Specifications, part IV

In the previous post I talked about how to write specifications for virtual functions. This post is about second C++ mechanism which uses new code as a tuning for the old one: templates.

Templates are probably the most important C++ abstraction-building tool: they allow constructing amazingly powerful abstractions without incurring run-time and memory penalties, and don't lose type information along the way. I think they should be preferred over virtual functions whenever run-time dispatching is not necessary (choosing one or another is the topic of separate blog post in the future though).

Specify template parameters

Often class and function templates (and member-function templates, and member-functions of class templates) expect their template parameters to have some properties.
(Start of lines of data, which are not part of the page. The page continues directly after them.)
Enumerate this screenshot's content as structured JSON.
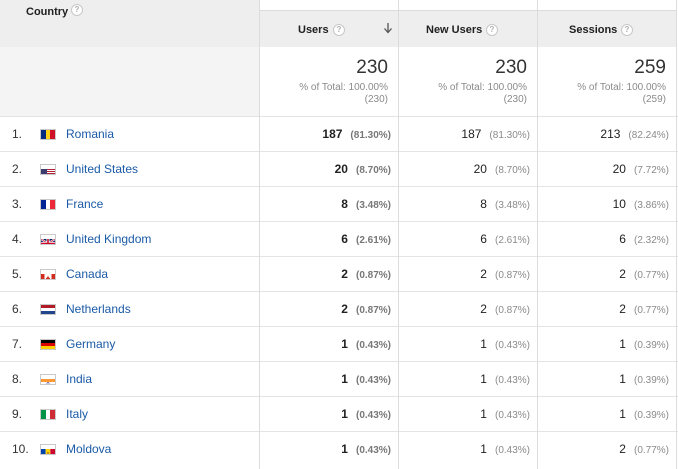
{
  "header": {
    "country_label": "Country",
    "users_label": "Users",
    "new_users_label": "New Users",
    "sessions_label": "Sessions",
    "help_glyph": "?"
  },
  "totals": {
    "users": {
      "value": "230",
      "pct_line": "% of Total: 100.00%",
      "abs_line": "(230)"
    },
    "new_users": {
      "value": "230",
      "pct_line": "% of Total: 100.00%",
      "abs_line": "(230)"
    },
    "sessions": {
      "value": "259",
      "pct_line": "% of Total: 100.00%",
      "abs_line": "(259)"
    }
  },
  "rows": [
    {
      "num": "1.",
      "country": "Romania",
      "flag": "romania-flag-icon",
      "users": "187",
      "users_pct": "(81.30%)",
      "new_users": "187",
      "new_users_pct": "(81.30%)",
      "sessions": "213",
      "sessions_pct": "(82.24%)"
    },
    {
      "num": "2.",
      "country": "United States",
      "flag": "usa-flag-icon",
      "users": "20",
      "users_pct": "(8.70%)",
      "new_users": "20",
      "new_users_pct": "(8.70%)",
      "sessions": "20",
      "sessions_pct": "(7.72%)"
    },
    {
      "num": "3.",
      "country": "France",
      "flag": "france-flag-icon",
      "users": "8",
      "users_pct": "(3.48%)",
      "new_users": "8",
      "new_users_pct": "(3.48%)",
      "sessions": "10",
      "sessions_pct": "(3.86%)"
    },
    {
      "num": "4.",
      "country": "United Kingdom",
      "flag": "uk-flag-icon",
      "users": "6",
      "users_pct": "(2.61%)",
      "new_users": "6",
      "new_users_pct": "(2.61%)",
      "sessions": "6",
      "sessions_pct": "(2.32%)"
    },
    {
      "num": "5.",
      "country": "Canada",
      "flag": "canada-flag-icon",
      "users": "2",
      "users_pct": "(0.87%)",
      "new_users": "2",
      "new_users_pct": "(0.87%)",
      "sessions": "2",
      "sessions_pct": "(0.77%)"
    },
    {
      "num": "6.",
      "country": "Netherlands",
      "flag": "netherlands-flag-icon",
      "users": "2",
      "users_pct": "(0.87%)",
      "new_users": "2",
      "new_users_pct": "(0.87%)",
      "sessions": "2",
      "sessions_pct": "(0.77%)"
    },
    {
      "num": "7.",
      "country": "Germany",
      "flag": "germany-flag-icon",
      "users": "1",
      "users_pct": "(0.43%)",
      "new_users": "1",
      "new_users_pct": "(0.43%)",
      "sessions": "1",
      "sessions_pct": "(0.39%)"
    },
    {
      "num": "8.",
      "country": "India",
      "flag": "india-flag-icon",
      "users": "1",
      "users_pct": "(0.43%)",
      "new_users": "1",
      "new_users_pct": "(0.43%)",
      "sessions": "1",
      "sessions_pct": "(0.39%)"
    },
    {
      "num": "9.",
      "country": "Italy",
      "flag": "italy-flag-icon",
      "users": "1",
      "users_pct": "(0.43%)",
      "new_users": "1",
      "new_users_pct": "(0.43%)",
      "sessions": "1",
      "sessions_pct": "(0.39%)"
    },
    {
      "num": "10.",
      "country": "Moldova",
      "flag": "moldova-flag-icon",
      "users": "1",
      "users_pct": "(0.43%)",
      "new_users": "1",
      "new_users_pct": "(0.43%)",
      "sessions": "2",
      "sessions_pct": "(0.77%)"
    }
  ],
  "colors": {
    "link": "#1a5aa6",
    "header_bg": "#eeeeee",
    "muted": "#8a8a8a"
  }
}
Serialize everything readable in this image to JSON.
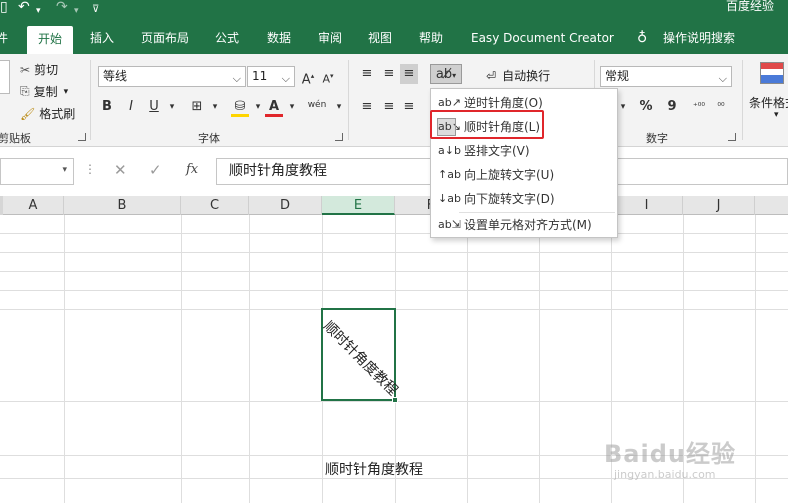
{
  "titlebar": {
    "app_title": "百度经验"
  },
  "tabs": [
    {
      "label": "件"
    },
    {
      "label": "开始"
    },
    {
      "label": "插入"
    },
    {
      "label": "页面布局"
    },
    {
      "label": "公式"
    },
    {
      "label": "数据"
    },
    {
      "label": "审阅"
    },
    {
      "label": "视图"
    },
    {
      "label": "帮助"
    },
    {
      "label": "Easy Document Creator"
    },
    {
      "label": "操作说明搜索"
    }
  ],
  "clipboard": {
    "cut": "剪切",
    "copy": "复制",
    "format_painter": "格式刷",
    "group": "剪贴板"
  },
  "font": {
    "name": "等线",
    "size": "11",
    "grow": "A",
    "shrink": "A",
    "bold": "B",
    "italic": "I",
    "underline": "U",
    "phonetic": "wén",
    "group": "字体"
  },
  "alignment": {
    "wrap_text": "自动换行"
  },
  "number": {
    "format": "常规",
    "percent": "%",
    "comma": "9",
    "group": "数字"
  },
  "styles": {
    "conditional": "条件格式"
  },
  "formula": {
    "fx": "fx",
    "content": "顺时针角度教程"
  },
  "columns": [
    "A",
    "B",
    "C",
    "D",
    "E",
    "F",
    "G",
    "H",
    "I",
    "J"
  ],
  "orientation_menu": {
    "items": [
      {
        "label": "逆时针角度(O)"
      },
      {
        "label": "顺时针角度(L)"
      },
      {
        "label": "竖排文字(V)"
      },
      {
        "label": "向上旋转文字(U)"
      },
      {
        "label": "向下旋转文字(D)"
      },
      {
        "label": "设置单元格对齐方式(M)"
      }
    ]
  },
  "cells": {
    "rotated_text": "顺时针角度教程",
    "bottom_text": "顺时针角度教程"
  },
  "watermark": {
    "logo": "Baidu经验",
    "url": "jingyan.baidu.com"
  },
  "colors": {
    "accent": "#217346",
    "highlight_box": "#e0262b"
  }
}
As usual, it is better to be explicit in what is expected.

Consider following template:

    /// prints its argument
    template <class T>
    void f(T t)
    {
        t.print();
    }

The code doesn't make sense if type T has no member-function template print which can be called without arguments. So it's better to put it in the documentation of function template f:

    /// prints its argument
    /// \pre T has a member-function print which can be called without arguments
    template <class T>
    void f(T t)
    ...

(Note that it is wise specify absolute minimum -- I'm talking about function print that can be called without arguments, not about print that has no arguments.)
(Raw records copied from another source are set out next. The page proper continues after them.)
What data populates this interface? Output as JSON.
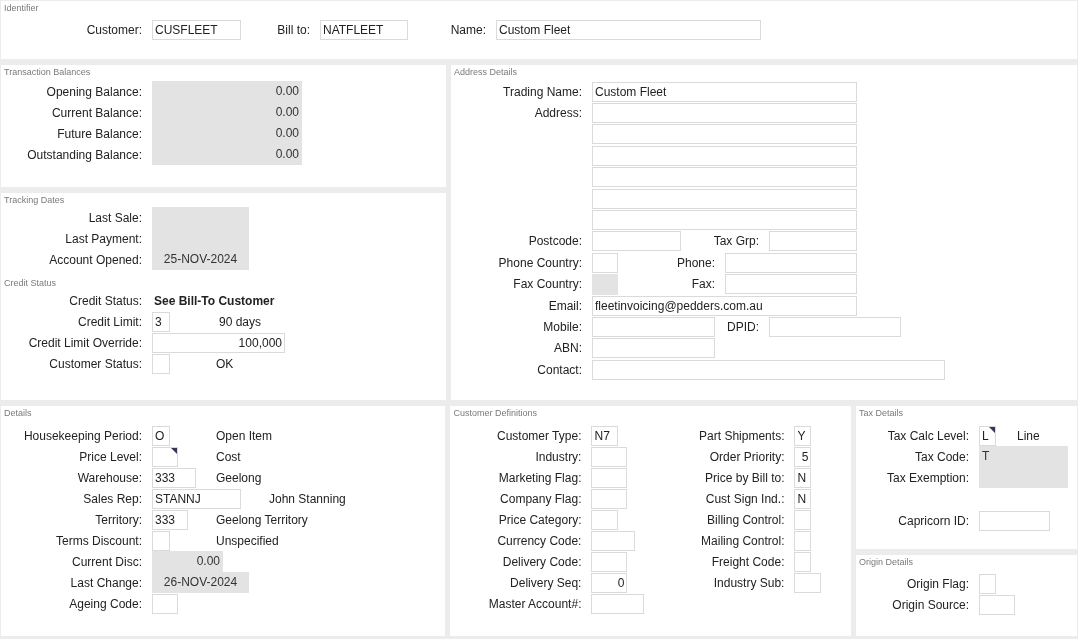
{
  "panels": [
    {
      "sections": [
        {
          "title": "Identifier",
          "rows": [
            {
              "items": [
                {
                  "kind": "label",
                  "text": "Customer:"
                },
                {
                  "kind": "input",
                  "value": "CUSFLEET"
                },
                {
                  "kind": "label",
                  "text": "Bill to:"
                },
                {
                  "kind": "input",
                  "value": "NATFLEET"
                },
                {
                  "kind": "label",
                  "text": "Name:"
                },
                {
                  "kind": "input",
                  "value": "Custom Fleet"
                }
              ]
            }
          ]
        }
      ]
    },
    {
      "sections": [
        {
          "title": "Transaction Balances",
          "rows": [
            {
              "items": [
                {
                  "kind": "label",
                  "text": "Opening Balance:"
                },
                {
                  "kind": "number-readonly",
                  "value": "0.00"
                }
              ]
            },
            {
              "items": [
                {
                  "kind": "label",
                  "text": "Current Balance:"
                },
                {
                  "kind": "number-readonly",
                  "value": "0.00"
                }
              ]
            },
            {
              "items": [
                {
                  "kind": "label",
                  "text": "Future Balance:"
                },
                {
                  "kind": "number-readonly",
                  "value": "0.00"
                }
              ]
            },
            {
              "items": [
                {
                  "kind": "label",
                  "text": "Outstanding Balance:"
                },
                {
                  "kind": "number-readonly",
                  "value": "0.00"
                }
              ]
            }
          ]
        }
      ]
    },
    {
      "sections": [
        {
          "title": "Tracking Dates",
          "rows": [
            {
              "items": [
                {
                  "kind": "label",
                  "text": "Last Sale:"
                },
                {
                  "kind": "date-readonly"
                }
              ]
            },
            {
              "items": [
                {
                  "kind": "label",
                  "text": "Last Payment:"
                },
                {
                  "kind": "date-readonly"
                }
              ]
            },
            {
              "items": [
                {
                  "kind": "label",
                  "text": "Account Opened:"
                },
                {
                  "kind": "date-readonly",
                  "value": "25-NOV-2024"
                }
              ]
            }
          ]
        },
        {
          "title": "Credit Status",
          "rows": [
            {
              "items": [
                {
                  "kind": "label",
                  "text": "Credit Status:"
                },
                {
                  "kind": "strong-text",
                  "text": "See Bill-To Customer"
                }
              ]
            },
            {
              "items": [
                {
                  "kind": "label",
                  "text": "Credit Limit:"
                },
                {
                  "kind": "input",
                  "value": "3"
                },
                {
                  "kind": "text",
                  "text": "90 days"
                }
              ]
            },
            {
              "items": [
                {
                  "kind": "label",
                  "text": "Credit Limit Override:"
                },
                {
                  "kind": "number-input",
                  "value": "100,000"
                }
              ]
            },
            {
              "items": [
                {
                  "kind": "label",
                  "text": "Customer Status:"
                },
                {
                  "kind": "input"
                },
                {
                  "kind": "text",
                  "text": "OK"
                }
              ]
            }
          ]
        }
      ]
    },
    {
      "sections": [
        {
          "title": "Address Details",
          "rows": [
            {
              "items": [
                {
                  "kind": "label",
                  "text": "Trading Name:"
                },
                {
                  "kind": "input",
                  "value": "Custom Fleet"
                }
              ]
            },
            {
              "items": [
                {
                  "kind": "label",
                  "text": "Address:"
                },
                {
                  "kind": "input"
                }
              ]
            },
            {
              "items": [
                {
                  "kind": "input"
                }
              ]
            },
            {
              "items": [
                {
                  "kind": "input"
                }
              ]
            },
            {
              "items": [
                {
                  "kind": "input"
                }
              ]
            },
            {
              "items": [
                {
                  "kind": "input"
                }
              ]
            },
            {
              "items": [
                {
                  "kind": "input"
                }
              ]
            },
            {
              "items": [
                {
                  "kind": "label",
                  "text": "Postcode:"
                },
                {
                  "kind": "input"
                },
                {
                  "kind": "label",
                  "text": "Tax Grp:"
                },
                {
                  "kind": "input"
                }
              ]
            },
            {
              "items": [
                {
                  "kind": "label",
                  "text": "Phone Country:"
                },
                {
                  "kind": "input"
                },
                {
                  "kind": "label",
                  "text": "Phone:"
                },
                {
                  "kind": "input"
                }
              ]
            },
            {
              "items": [
                {
                  "kind": "label",
                  "text": "Fax Country:"
                },
                {
                  "kind": "readonly"
                },
                {
                  "kind": "label",
                  "text": "Fax:"
                },
                {
                  "kind": "input"
                }
              ]
            },
            {
              "items": [
                {
                  "kind": "label",
                  "text": "Email:"
                },
                {
                  "kind": "input",
                  "value": "fleetinvoicing@pedders.com.au"
                }
              ]
            },
            {
              "items": [
                {
                  "kind": "label",
                  "text": "Mobile:"
                },
                {
                  "kind": "input"
                },
                {
                  "kind": "label",
                  "text": "DPID:"
                },
                {
                  "kind": "input"
                }
              ]
            },
            {
              "items": [
                {
                  "kind": "label",
                  "text": "ABN:"
                },
                {
                  "kind": "input"
                }
              ]
            },
            {
              "items": [
                {
                  "kind": "label",
                  "text": "Contact:"
                },
                {
                  "kind": "input"
                }
              ]
            }
          ]
        }
      ]
    },
    {
      "sections": [
        {
          "title": "Details",
          "rows": [
            {
              "items": [
                {
                  "kind": "label",
                  "text": "Housekeeping Period:"
                },
                {
                  "kind": "input",
                  "value": "O"
                },
                {
                  "kind": "text",
                  "text": "Open Item"
                }
              ]
            },
            {
              "items": [
                {
                  "kind": "label",
                  "text": "Price Level:"
                },
                {
                  "kind": "select"
                },
                {
                  "kind": "text",
                  "text": "Cost"
                }
              ]
            },
            {
              "items": [
                {
                  "kind": "label",
                  "text": "Warehouse:"
                },
                {
                  "kind": "input",
                  "value": "333"
                },
                {
                  "kind": "text",
                  "text": "Geelong"
                }
              ]
            },
            {
              "items": [
                {
                  "kind": "label",
                  "text": "Sales Rep:"
                },
                {
                  "kind": "input",
                  "value": "STANNJ"
                },
                {
                  "kind": "text",
                  "text": "John Stanning"
                }
              ]
            },
            {
              "items": [
                {
                  "kind": "label",
                  "text": "Territory:"
                },
                {
                  "kind": "input",
                  "value": "333"
                },
                {
                  "kind": "text",
                  "text": "Geelong Territory"
                }
              ]
            },
            {
              "items": [
                {
                  "kind": "label",
                  "text": "Terms Discount:"
                },
                {
                  "kind": "input"
                },
                {
                  "kind": "text",
                  "text": "Unspecified"
                }
              ]
            },
            {
              "items": [
                {
                  "kind": "label",
                  "text": "Current Disc:"
                },
                {
                  "kind": "number-readonly",
                  "value": "0.00"
                }
              ]
            },
            {
              "items": [
                {
                  "kind": "label",
                  "text": "Last Change:"
                },
                {
                  "kind": "date-readonly",
                  "value": "26-NOV-2024"
                }
              ]
            },
            {
              "items": [
                {
                  "kind": "label",
                  "text": "Ageing Code:"
                },
                {
                  "kind": "input"
                }
              ]
            }
          ]
        }
      ]
    },
    {
      "sections": [
        {
          "title": "Customer Definitions",
          "rows": [
            {
              "items": [
                {
                  "kind": "label",
                  "text": "Customer Type:"
                },
                {
                  "kind": "input",
                  "value": "N7"
                },
                {
                  "kind": "label",
                  "text": "Part Shipments:"
                },
                {
                  "kind": "input",
                  "value": "Y"
                }
              ]
            },
            {
              "items": [
                {
                  "kind": "label",
                  "text": "Industry:"
                },
                {
                  "kind": "input"
                },
                {
                  "kind": "label",
                  "text": "Order Priority:"
                },
                {
                  "kind": "number-input",
                  "value": "5"
                }
              ]
            },
            {
              "items": [
                {
                  "kind": "label",
                  "text": "Marketing Flag:"
                },
                {
                  "kind": "input"
                },
                {
                  "kind": "label",
                  "text": "Price by Bill to:"
                },
                {
                  "kind": "input",
                  "value": "N"
                }
              ]
            },
            {
              "items": [
                {
                  "kind": "label",
                  "text": "Company Flag:"
                },
                {
                  "kind": "input"
                },
                {
                  "kind": "label",
                  "text": "Cust Sign Ind.:"
                },
                {
                  "kind": "input",
                  "value": "N"
                }
              ]
            },
            {
              "items": [
                {
                  "kind": "label",
                  "text": "Price Category:"
                },
                {
                  "kind": "input"
                },
                {
                  "kind": "label",
                  "text": "Billing Control:"
                },
                {
                  "kind": "input"
                }
              ]
            },
            {
              "items": [
                {
                  "kind": "label",
                  "text": "Currency Code:"
                },
                {
                  "kind": "input"
                },
                {
                  "kind": "label",
                  "text": "Mailing Control:"
                },
                {
                  "kind": "input"
                }
              ]
            },
            {
              "items": [
                {
                  "kind": "label",
                  "text": "Delivery Code:"
                },
                {
                  "kind": "input"
                },
                {
                  "kind": "label",
                  "text": "Freight Code:"
                },
                {
                  "kind": "input"
                }
              ]
            },
            {
              "items": [
                {
                  "kind": "label",
                  "text": "Delivery Seq:"
                },
                {
                  "kind": "number-input",
                  "value": "0"
                },
                {
                  "kind": "label",
                  "text": "Industry Sub:"
                },
                {
                  "kind": "input"
                }
              ]
            },
            {
              "items": [
                {
                  "kind": "label",
                  "text": "Master Account#:"
                },
                {
                  "kind": "input"
                }
              ]
            }
          ]
        }
      ]
    },
    {
      "sections": [
        {
          "title": "Tax Details",
          "rows": [
            {
              "items": [
                {
                  "kind": "label",
                  "text": "Tax Calc Level:"
                },
                {
                  "kind": "select",
                  "value": "L"
                },
                {
                  "kind": "text",
                  "text": "Line"
                }
              ]
            },
            {
              "items": [
                {
                  "kind": "label",
                  "text": "Tax Code:"
                },
                {
                  "kind": "readonly",
                  "value": "T"
                }
              ]
            },
            {
              "items": [
                {
                  "kind": "label",
                  "text": "Tax Exemption:"
                },
                {
                  "kind": "readonly"
                }
              ]
            },
            {
              "items": [
                {
                  "kind": "label",
                  "text": "Capricorn ID:"
                },
                {
                  "kind": "input"
                }
              ]
            }
          ]
        }
      ]
    },
    {
      "sections": [
        {
          "title": "Origin Details",
          "rows": [
            {
              "items": [
                {
                  "kind": "label",
                  "text": "Origin Flag:"
                },
                {
                  "kind": "input"
                }
              ]
            },
            {
              "items": [
                {
                  "kind": "label",
                  "text": "Origin Source:"
                },
                {
                  "kind": "input"
                }
              ]
            }
          ]
        }
      ]
    }
  ]
}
This example is somewhat contrived: if client programmer misuses f compilation error will occur.
Sometimes though deciphering compilation error get tricky as instantiation that causes error is deep burried in the call stack. With that kind of things template parameters constraints help: you can have your types checked by type system, and as close to source of violation as possible. Read this Bjarne Stroustrup's faq for that.

And what is more important, compiler cannot verify everything: it verifies syntax and basic things (like presence of print() with compatible signature). But it will not help you with semantics that is not expressed in C++ type system. Examples of these ones are complexity, exception guarantees, specific side effects, commutativity/associativity of operation etc.
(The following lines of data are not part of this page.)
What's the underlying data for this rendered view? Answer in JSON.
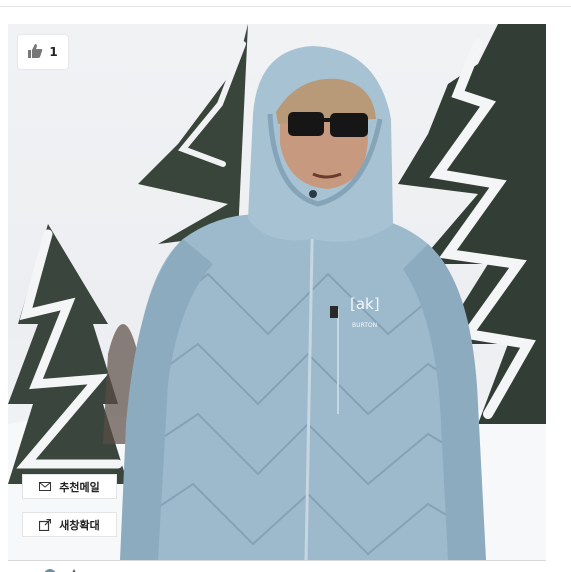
{
  "photo": {
    "alt_subject": "",
    "like_count": "1",
    "jacket_logo_text": "[ak]",
    "jacket_brand_text": "BURTON"
  },
  "buttons": {
    "recommend_mail_label": "추천메일",
    "open_new_window_label": "새창확대"
  },
  "icons": {
    "like": "thumbs-up-icon",
    "mail": "envelope-icon",
    "new_window": "external-link-icon"
  },
  "colors": {
    "jacket": "#9db9cc",
    "snow_bg": "#eef0f3",
    "tree": "#2f3a33",
    "button_bg": "#ffffff",
    "text": "#222222"
  }
}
Consider std::vector<>. It requires that type of elements it holds is CopyConstructible, and CopyConstructible means specific semantics besides mere presence of publicly available copy-constructor. If you violate this requirement while instantiating std::vector with std::auto_ptr<SomeType>, you don't get any compilation error. Instead, you get undefined behavior (which in this case can be crash at runtime).

Another example of "semantic requirements" is usual requirement imposed on any clean-up function, and on user-defined swap operation to not throw: otherwise generic transactional code is impossible to implement correctly.

Third example is user-defined template that operates on container and promises O(N) run-time in terms of number of elements in the container:

    /// \pre Container is STL-like container
    /// \pre Op is the class that provides context-aware operator() with parameters
    ///      of types convertible to Container and to the type held by Container
    /// \post run-time complexity is O(c.size())
    template <class Container, class Op>
    do_something(Container& c, Op f)
    {
        for (c::const_iterator it = c.begin(); it != c.end(); ++it)
           f(c, *it);
    }

Note, that for keeping its promise, it should in general require that Op::operator() itself has the run-time complexity of O(1)! If all you have is do_something declaration and comments, you should specify it as well.

As with virtual functions, specification of template is only one part for ensuring correctness. Another one is of course providing type parameters that satisfies the specification.